If True, the data is assumed to be identically distributed across the folds, and the loss minimized is the total loss per sample, and not the mean loss across the folds.

cv : integer or cross-validation generator, optional

If an integer is passed, it is the number of folds (default 3). Specific cross-validation objects can be passed, see sklearn.cross_validation module for the list of possible objects

refit : boolean

Refit the best estimator with the entire dataset. If “False”, it is impossible to make predictions using this RandomizedSearchCV instance after fitting.

verbose : integer

Controls the verbosity: the higher, the more messages.

Attributes:

`grid_scores_` : list of named tuples

Contains scores for all parameter combinations in param_grid. Each entry corresponds to one parameter setting. Each named tuple has the attributes:

  • parameters, a dict of parameter settings
  • mean_validation_score, the mean score over the cross-validation folds
  • cv_validation_scores, the list of scores for each fold

`best_estimator_` : estimator

Estimator that was chosen by the search, i.e. estimator which gave highest score (or smallest loss if specified) on the left out data.

`best_score_` : float

Score of best_estimator on the left out data.

`best_params_` : dict

Parameter setting that gave the best results on the hold out data.

See also

GridSearchCV
Does exhaustive search over a grid of parameters.
ParameterSampler
A generator over parameter settins, constructed from param_distributions.

Notes

The parameters selected are those that maximize the score of the held-out data, according to the scoring parameter.

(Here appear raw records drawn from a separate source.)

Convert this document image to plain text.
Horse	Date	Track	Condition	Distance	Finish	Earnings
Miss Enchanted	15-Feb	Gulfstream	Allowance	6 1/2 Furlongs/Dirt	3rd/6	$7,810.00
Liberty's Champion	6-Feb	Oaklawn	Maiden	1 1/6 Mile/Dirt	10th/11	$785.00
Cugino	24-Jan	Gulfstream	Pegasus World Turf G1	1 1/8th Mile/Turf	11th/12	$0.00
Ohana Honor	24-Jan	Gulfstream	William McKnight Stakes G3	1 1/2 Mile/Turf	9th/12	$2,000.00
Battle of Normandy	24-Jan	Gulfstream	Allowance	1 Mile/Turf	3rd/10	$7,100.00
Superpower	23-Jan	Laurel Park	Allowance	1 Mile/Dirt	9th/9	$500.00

If n_jobs was set to a value higher than one, the data is copied for each parameter setting(and not n_jobs times). This is done for efficiency reasons if individual jobs take very little time, but may raise errors if the dataset is large and not enough memory is available. A workaround in this case is to set pre_dispatch. Then, the memory is copied only pre_dispatch many times. A reasonable value for pre_dispatch is 2 * n_jobs.

Methods

fit(X[, y]) Run fit on the estimator with randomly drawn parameters.
get_params([deep]) Get parameters for this estimator.
score(X[, y]) Returns the score on the given test data and labels, if the search estimator has been refit.
set_params(**params) Set the parameters of this estimator.
__init__(estimator, param_distributions, n_iter=10, scoring=None, fit_params=None, n_jobs=1, iid=True, refit=True, cv=None, verbose=0, pre_dispatch='2*n_jobs', random_state=None)
fit(X, y=None)

Run fit on the estimator with randomly drawn parameters.

Parameters:

X : array-like, shape = [n_samples, n_features]

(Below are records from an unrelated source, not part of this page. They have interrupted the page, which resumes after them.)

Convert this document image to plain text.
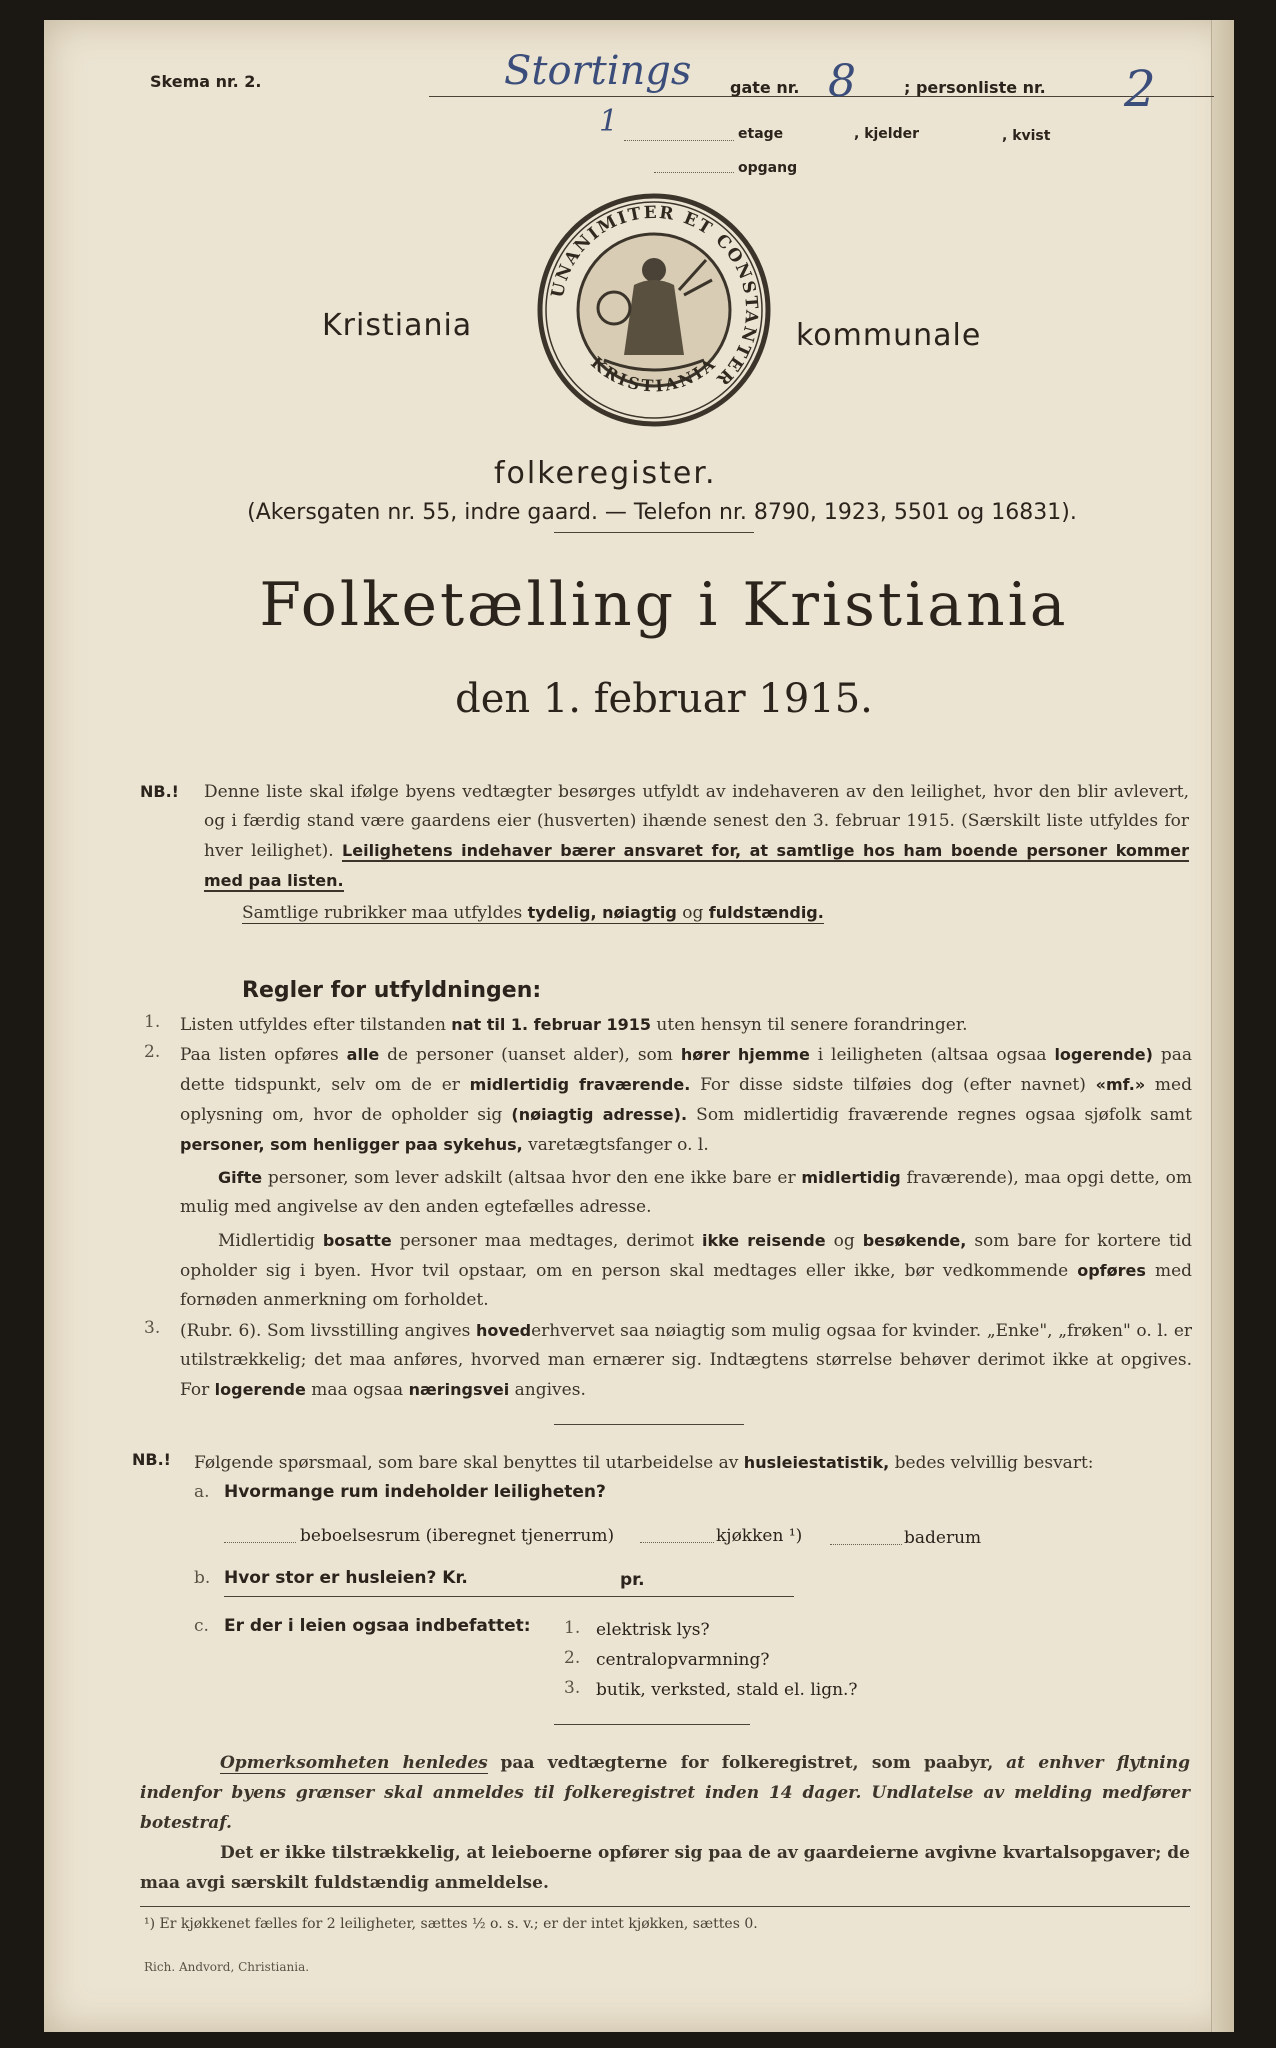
Skema nr. 2.	Stortings gate nr. 8	; personliste nr. 2
1	etage	, kjelder	, kvist
opgang
UNANIMITER ET CONSTANTER
KRISTIANIA
Kristiania	kommunale
folkeregister.
(Akersgaten nr. 55, indre gaard. — Telefon nr. 8790, 1923, 5501 og 16831).
Folketælling i Kristiania
den 1. februar 1915.
NB.! Denne liste skal ifølge byens vedtægter besørges utfyldt av indehaveren av den leilighet, hvor den blir avlevert, og i færdig stand være gaardens eier (husverten) ihænde senest den 3. februar 1915. (Særskilt liste utfyldes for hver leilighet). Leilighetens indehaver bærer ansvaret for, at samtlige hos ham boende personer kommer med paa listen.
Samtlige rubrikker maa utfyldes tydelig, nøiagtig og fuldstændig.
Regler for utfyldningen:
1. Listen utfyldes efter tilstanden nat til 1. februar 1915 uten hensyn til senere forandringer.
2. Paa listen opføres alle de personer (uanset alder), som hører hjemme i leiligheten (altsaa ogsaa logerende) paa dette tidspunkt, selv om de er midlertidig fraværende. For disse sidste tilføies dog (efter navnet) «mf.» med oplysning om, hvor de opholder sig (nøiagtig adresse). Som midlertidig fraværende regnes ogsaa sjøfolk samt personer, som henligger paa sykehus, varetægtsfanger o. l.
Gifte personer, som lever adskilt (altsaa hvor den ene ikke bare er midlertidig fraværende), maa opgi dette, om mulig med angivelse av den anden egtefælles adresse.
Midlertidig bosatte personer maa medtages, derimot ikke reisende og besøkende, som bare for kortere tid opholder sig i byen. Hvor tvil opstaar, om en person skal medtages eller ikke, bør vedkommende opføres med fornøden anmerkning om forholdet.
3. (Rubr. 6). Som livsstilling angives hovederhvervet saa nøiagtig som mulig ogsaa for kvinder. „Enke", „frøken" o. l. er utilstrækkelig; det maa anføres, hvorved man ernærer sig. Indtægtens størrelse behøver derimot ikke at opgives. For logerende maa ogsaa næringsvei angives.
NB.! Følgende spørsmaal, som bare skal benyttes til utarbeidelse av husleiestatistik, bedes velvillig besvart:
a. Hvormange rum indeholder leiligheten?
beboelsesrum (iberegnet tjenerrum)	kjøkken ¹)	baderum
b. Hvor stor er husleien? Kr.	pr.
c. Er der i leien ogsaa indbefattet: 1. elektrisk lys?
2. centralopvarmning?
3. butik, verksted, stald el. lign.?
Opmerksomheten henledes paa vedtægterne for folkeregistret, som paabyr, at enhver flytning indenfor byens grænser skal anmeldes til folkeregistret inden 14 dager. Undlatelse av melding medfører botestraf.
Det er ikke tilstrækkelig, at leieboerne opfører sig paa de av gaardeierne avgivne kvartalsopgaver; de maa avgi særskilt fuldstændig anmeldelse.
¹) Er kjøkkenet fælles for 2 leiligheter, sættes ½ o. s. v.; er der intet kjøkken, sættes 0.
Rich. Andvord, Christiania.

Training vector, where n_samples in the number of samples and n_features is the number of features.

y : array-like, shape = [n_samples] or [n_samples, n_output], optional

Target relative to X for classification or regression; None for unsupervised learning.

get_params(deep=True)

Get parameters for this estimator.

Parameters:

deep: boolean, optional :

If True, will return the parameters for this estimator and contained subobjects that are estimators.

Returns:

params : mapping of string to any

Parameter names mapped to their values.

score(X, y=None)

Returns the score on the given test data and labels, if the search estimator has been refit. The score function of the best estimator is used, or the scoring parameter where unavailable.

Parameters:

X : array-like, shape = [n_samples, n_features]

Input data, where n_samples is the number of samples and n_features is the number of features.

y : array-like, shape = [n_samples] or [n_samples, n_output], optional

Target relative to X for classification or regression; None for unsupervised learning.

Returns:

score : float

set_params(**params)

Set the parameters of this estimator.

The method works on simple estimators as well as on nested objects (such as pipelines). The former have parameters of the form <component>__<parameter> so that it’s possible to update each component of a nested object.